Setelah mendengar kenyataan sesungguhnya, Dion marah besar. Ia ingin sekali menelan hidup-hidup orang yang udah ngerusak nama baik sahabatnya. Namun, Bagas dengan segera menenangkan Dion.
"Mau kemana lu. Jangan buat semua rencana yang gue susun untuk nyelamatin mereka. Tenang aja lu. Lu hanya bantu aja buat ngawasin Bhima. Mulai sekarang, lu harus ngekor sama Bhima. PAHAM DION?"
"Oke gue paham. Terus langkah selanjutnya gimana, Gas?"
"Saat ini, jangan bangunin dia dulu," tambah Bagas.
"Emangnya kenapa? Kan harusnya dia tau juga. masalah nya kita ini di kubu yang percaya sama dia. Kalau misalkan dia tau dari orang lain gimana coba? Malah dia nanti anggap kita berkhianat sama dia," sanggah Dion.
Bagas menghela nafas panjang, "Ya lu pikir aja lah Dion. Kalau lu kasih tau dia sekarang. Dia bakal nekat jenguk Selena yang terbaring di ranjang rumah sakit. Dia nanti nggak peduli sama keselamatannya. Makanya, ini udah jadi tugas kita buat bantuin si Bhima."
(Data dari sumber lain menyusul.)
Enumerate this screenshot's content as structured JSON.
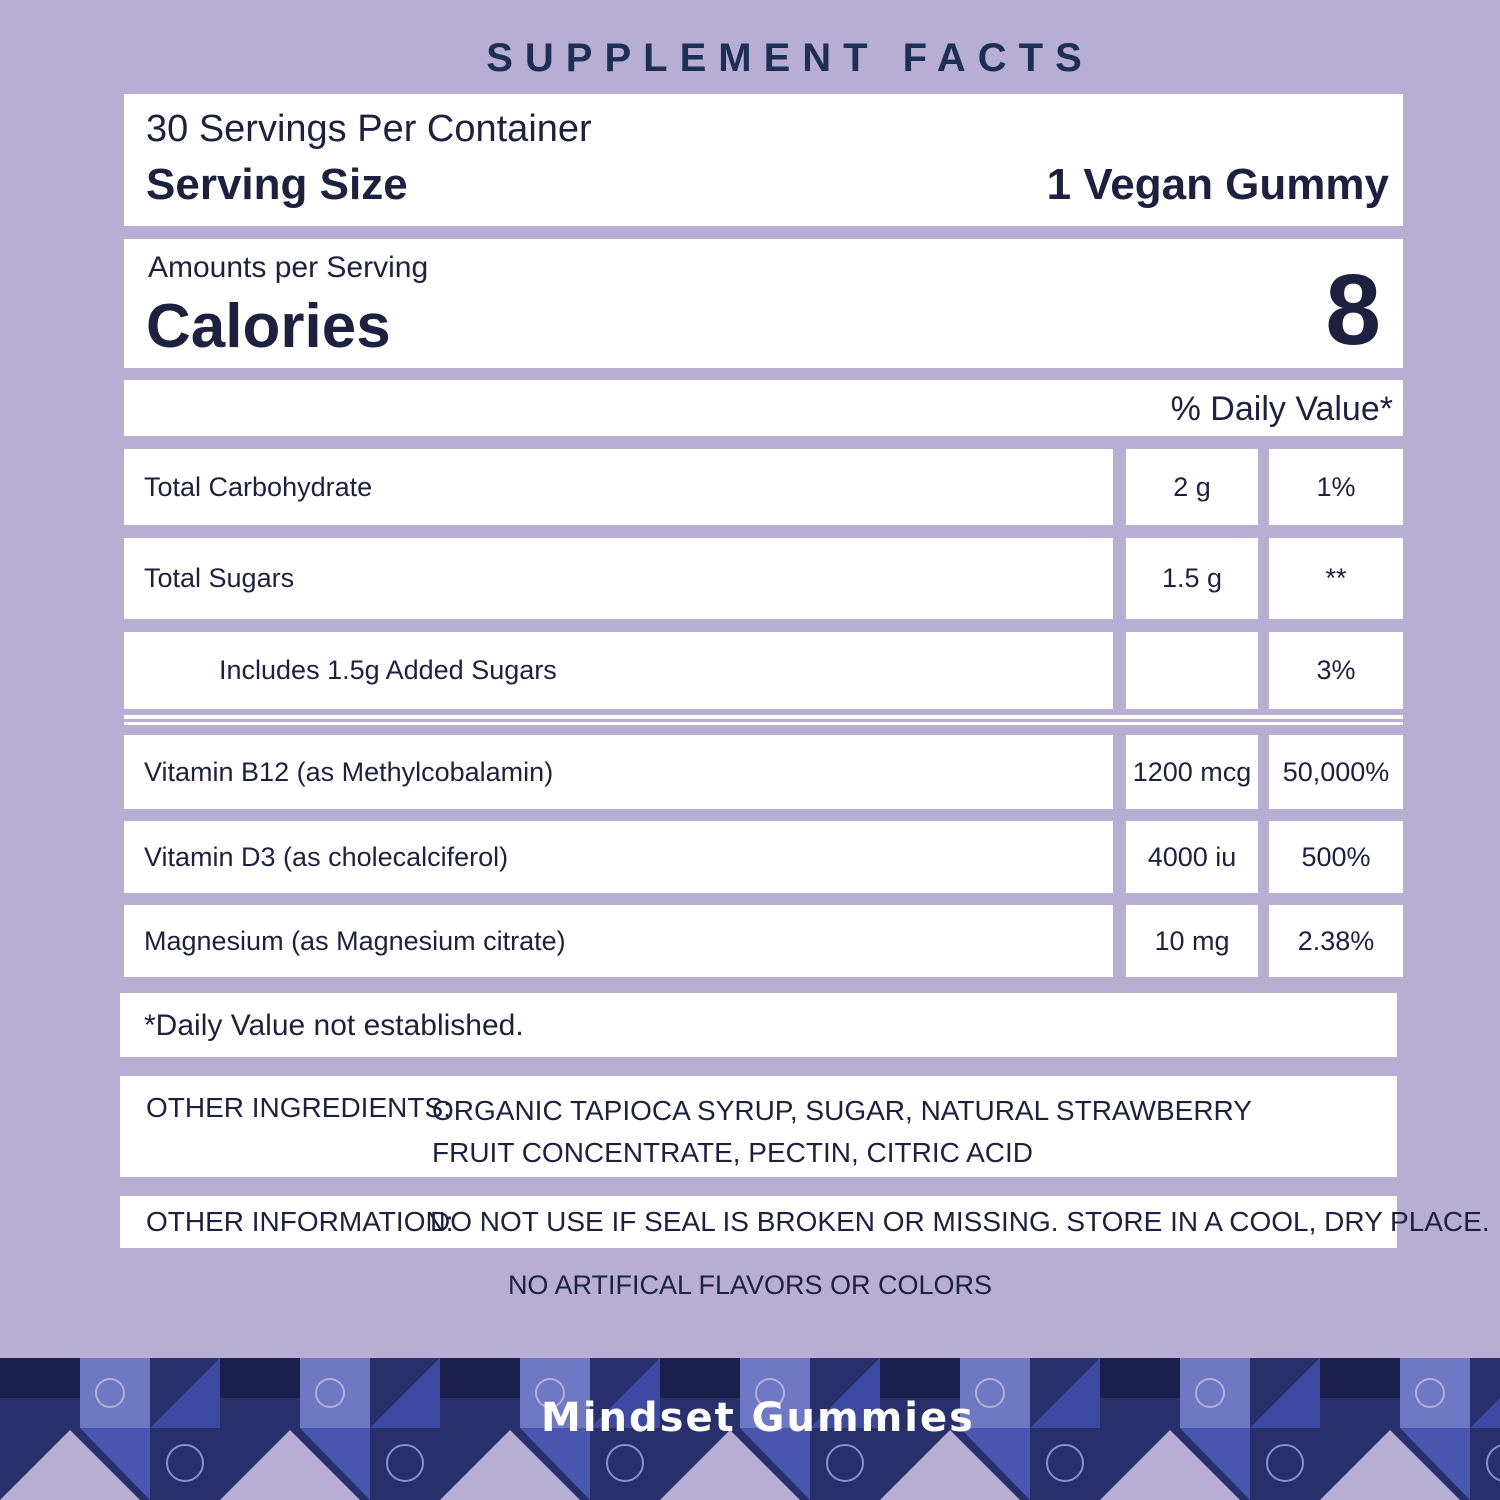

"WOI.... SELEN......A. KE.... KENAPA HI....HI.....DUP..... LU....KA.....CAU....BANGET......?"
Bagas dan Dion yang terkejut mendengar suara Bhima kemudian mereka langsung berlari menghampiri Bhima yang masih tidur di sofa. Ternyata Bhima sedang mengigau. Dan setelah didekati dua temannya, dia mengigau kembali.
"TA....TAPI.... LU.... NGGAK.....USAH....KHA......WA....TIR....., GUE.... BAKAL....LIN....DU.....NGI.....LU.....DARI.... KE.....KA.....CA......UAN......INI... HEHEHE. JADI LAKI-LAKI HARUS BISA JAGAIN PERASAAN ORANG LAIN, KAN." Tanya nya pada diri sendiri.
Melihat kejadian itu, Dion dan Bagas hanya mengiyakan supaya Bhima harus bisa tetap tenang, meskipun itu sangat melelahkan. Bagaimana selanjutnya antara Bhima, Selena dan orang misterius yang menyebalkan itu? Selena Bhima kalah, atau yang menang adalah orang jahat yang meneror mereka sampai membuat Selena sering di rumah sakit.
*****
Lihatlah Selena, jiwa yang kini dirundung mendung, Langkah kakinya berat, tertatih di sela duri yang kian tajam. Masalah datang padanya bak hujan badai yang tak kunjung usai, Satu luka belum kering, seribu perih sudah menanti di ambang pintu.
Dunia mungkin melihatnya sebagai sosok yang malang, Namun bagimu, biarlah ia menjadi pusaka yang harus kau jaga. Jadilah teduh saat dunianya membara, Jadilah rumah saat ia merasa asing di tanahnya sendiri.
Jangan biarkan api kecil di matanya padam tertiup duka yang bertubi-tubi. Genggam tangannya, bukan untuk mengekang, Tapi untuk membisikkan bahwa ia tidak lagi berjalan sendirian.
Bhima, jagalah Selena dengan seluruh ketulusanmu, Sebab di balik kerapuhannya, tersimpan permata yang hanya bisa bersinar, Jika kau beri ia rasa aman untuk kembali percaya pada cahaya.